One of the most commonly used forms of Brand mapping is correspondence analysis. Brand maps are often used to illustrate customers’ images of the market by placing products and attributes together on a map together on a graph. This allows close interpretation of company perceptions with a variety of product and service attributes that are closest to them on the map. If products are placed close to each other on the graph, it means they have a similar image or profile in the market. This helps to inform strategy, like where to take the client’s product in the future.

Some questions that can be answered with a correspondence analysis are:

- What attributes does the brand own?
- What attributes do competitors own?
- Are there gaps in the market that may be filled by the client brand?
- How should the brand be positioned to be both relevant to the market and differentiated from the competition?

Correspondence analysis is an exploratory data analytic technique that allows rows and columns of a cross-tabulation (two-way and multi-way) to be displayed as points in two-dimensional space. The information from the cross-tab, as seen in the example below, is usually collected using simple multi-coded grid questions or semantic rating scales (typically 5 or 10 point scales).

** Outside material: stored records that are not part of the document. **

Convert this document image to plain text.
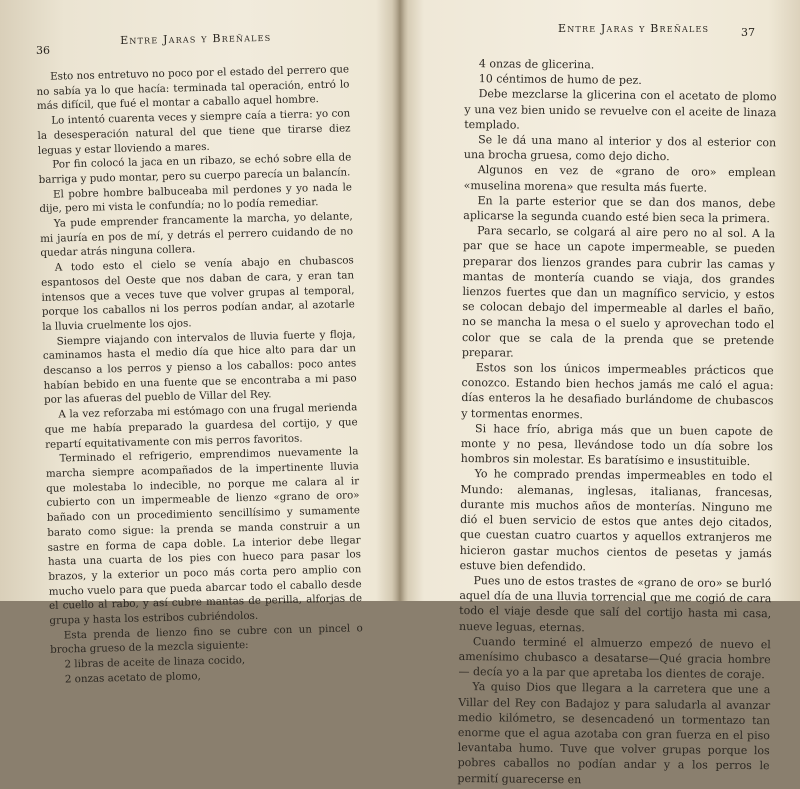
36
Entre Jaras y Breñales

Esto nos entretuvo no poco por el estado del perrero que no sabía ya lo que hacía: terminada tal operación, entró lo más difícil, que fué el montar a caballo aquel hombre.

Lo intentó cuarenta veces y siempre caía a tierra: yo con la desesperación natural del que tiene que tirarse diez leguas y estar lloviendo a mares.

Por fin colocó la jaca en un ribazo, se echó sobre ella de barriga y pudo montar, pero su cuerpo parecía un balancín.

El pobre hombre balbuceaba mil perdones y yo nada le dije, pero mi vista le confundía; no lo podía remediar.

Ya pude emprender francamente la marcha, yo delante, mi jauría en pos de mí, y detrás el perrero cuidando de no quedar atrás ninguna collera.

A todo esto el cielo se venía abajo en chubascos espantosos del Oeste que nos daban de cara, y eran tan intensos que a veces tuve que volver grupas al temporal, porque los caballos ni los perros podían andar, al azotarle la lluvia cruelmente los ojos.

Siempre viajando con intervalos de lluvia fuerte y floja, caminamos hasta el medio día que hice alto para dar un descanso a los perros y pienso a los caballos: poco antes habían bebido en una fuente que se encontraba a mi paso por las afueras del pueblo de Villar del Rey.

A la vez reforzaba mi estómago con una frugal merienda que me había preparado la guardesa del cortijo, y que repartí equitativamente con mis perros favoritos.

Terminado el refrigerio, emprendimos nuevamente la marcha siempre acompañados de la impertinente lluvia que molestaba lo indecible, no porque me calara al ir cubierto con un impermeable de lienzo «grano de oro» bañado con un procedimiento sencillísimo y sumamente barato como sigue: la prenda se manda construir a un sastre en forma de capa doble. La interior debe llegar hasta una cuarta de los pies con hueco para pasar los brazos, y la exterior un poco más corta pero amplio con mucho vuelo para que pueda abarcar todo el caballo desde el cuello al rabo, y así cubre mantas de perilla, alforjas de grupa y hasta los estribos cubriéndolos.

Esta prenda de lienzo fino se cubre con un pincel o brocha grueso de la mezcla siguiente:

2 libras de aceite de linaza cocido,

2 onzas acetato de plomo,

Entre Jaras y Breñales	37

4 onzas de glicerina.

10 céntimos de humo de pez.

Debe mezclarse la glicerina con el acetato de plomo y una vez bien unido se revuelve con el aceite de linaza templado.

Se le dá una mano al interior y dos al esterior con una brocha gruesa, como dejo dicho.

Algunos en vez de «grano de oro» emplean «muselina morena» que resulta más fuerte.

En la parte esterior que se dan dos manos, debe aplicarse la segunda cuando esté bien seca la primera.

Para secarlo, se colgará al aire pero no al sol. A la par que se hace un capote impermeable, se pueden preparar dos lienzos grandes para cubrir las camas y mantas de montería cuando se viaja, dos grandes lienzos fuertes que dan un magnífico servicio, y estos se colocan debajo del impermeable al darles el baño, no se mancha la mesa o el suelo y aprovechan todo el color que se cala de la prenda que se pretende preparar.

Estos son los únicos impermeables prácticos que conozco. Estando bien hechos jamás me caló el agua: días enteros la he desafiado burlándome de chubascos y tormentas enormes.

Si hace frío, abriga más que un buen capote de monte y no pesa, llevándose todo un día sobre los hombros sin molestar. Es baratísimo e insustituible.

Yo he comprado prendas impermeables en todo el Mundo: alemanas, inglesas, italianas, francesas, durante mis muchos años de monterías. Ninguno me dió el buen servicio de estos que antes dejo citados, que cuestan cuatro cuartos y aquellos extranjeros me hicieron gastar muchos cientos de pesetas y jamás estuve bien defendido.

Pues uno de estos trastes de «grano de oro» se burló aquel día de una lluvia torrencial que me cogió de cara todo el viaje desde que salí del cortijo hasta mi casa, nueve leguas, eternas.

Cuando terminé el almuerzo empezó de nuevo el amenísimo chubasco a desatarse—Qué gracia hombre— decía yo a la par que apretaba los dientes de coraje.

Ya quiso Dios que llegara a la carretera que une a Villar del Rey con Badajoz y para saludarla al avanzar medio kilómetro, se desencadenó un tormentazo tan enorme que el agua azotaba con gran fuerza en el piso levantaba humo. Tuve que volver grupas porque los pobres caballos no podían andar y a los perros le permití guarecerse en
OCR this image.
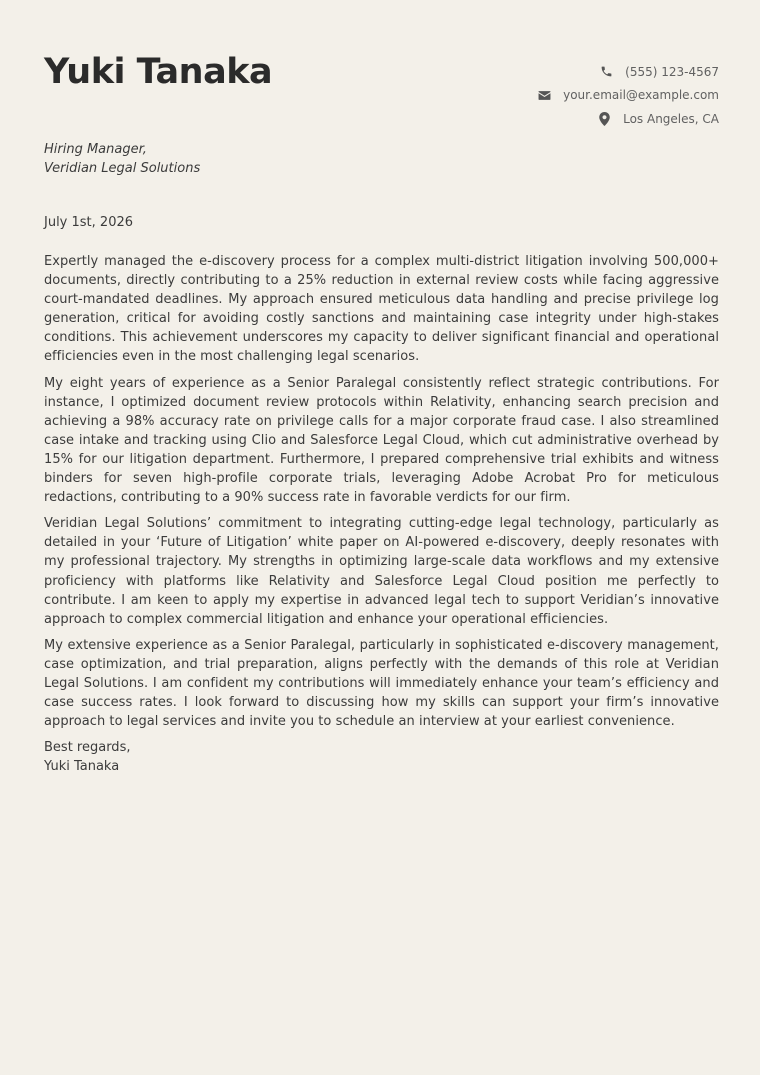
Yuki Tanaka	(555) 123-4567
your.email@example.com
Los Angeles, CA
Hiring Manager,
Veridian Legal Solutions
July 1st, 2026

Expertly managed the e-discovery process for a complex multi-district litigation involving 500,000+ documents, directly contributing to a 25% reduction in external review costs while facing aggressive court-mandated deadlines. My approach ensured meticulous data handling and precise privilege log generation, critical for avoiding costly sanctions and maintaining case integrity under high-stakes conditions. This achievement underscores my capacity to deliver significant financial and operational efficiencies even in the most challenging legal scenarios.

My eight years of experience as a Senior Paralegal consistently reflect strategic contributions. For instance, I optimized document review protocols within Relativity, enhancing search precision and achieving a 98% accuracy rate on privilege calls for a major corporate fraud case. I also streamlined case intake and tracking using Clio and Salesforce Legal Cloud, which cut administrative overhead by 15% for our litigation department. Furthermore, I prepared comprehensive trial exhibits and witness binders for seven high-profile corporate trials, leveraging Adobe Acrobat Pro for meticulous redactions, contributing to a 90% success rate in favorable verdicts for our firm.

Veridian Legal Solutions’ commitment to integrating cutting-edge legal technology, particularly as detailed in your ‘Future of Litigation’ white paper on AI-powered e-discovery, deeply resonates with my professional trajectory. My strengths in optimizing large-scale data workflows and my extensive proficiency with platforms like Relativity and Salesforce Legal Cloud position me perfectly to contribute. I am keen to apply my expertise in advanced legal tech to support Veridian’s innovative approach to complex commercial litigation and enhance your operational efficiencies.

My extensive experience as a Senior Paralegal, particularly in sophisticated e-discovery management, case optimization, and trial preparation, aligns perfectly with the demands of this role at Veridian Legal Solutions. I am confident my contributions will immediately enhance your team’s efficiency and case success rates. I look forward to discussing how my skills can support your firm’s innovative approach to legal services and invite you to schedule an interview at your earliest convenience.

Best regards,
Yuki Tanaka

It reduces a complicated set of data to a graphical display that is immediately and easily interpretable. The graph contains a point for each row and each column of the cross-tab. Rows with similar patterns of counts produce points that are close together, and columns with similar patterns of counts also produce points close together.

Running a correspondence analysis on the above cross-tab yields the following graphical display:

In this example, McDonald’s is more synonymous with Low Prices. Pizza Hut and El Pollo Loco can be associated with Overall satisfaction, as well as Taste of the Food and Quality of Food for the Money.

Correspondence analysis is a valuable tool that can be applied to many situations.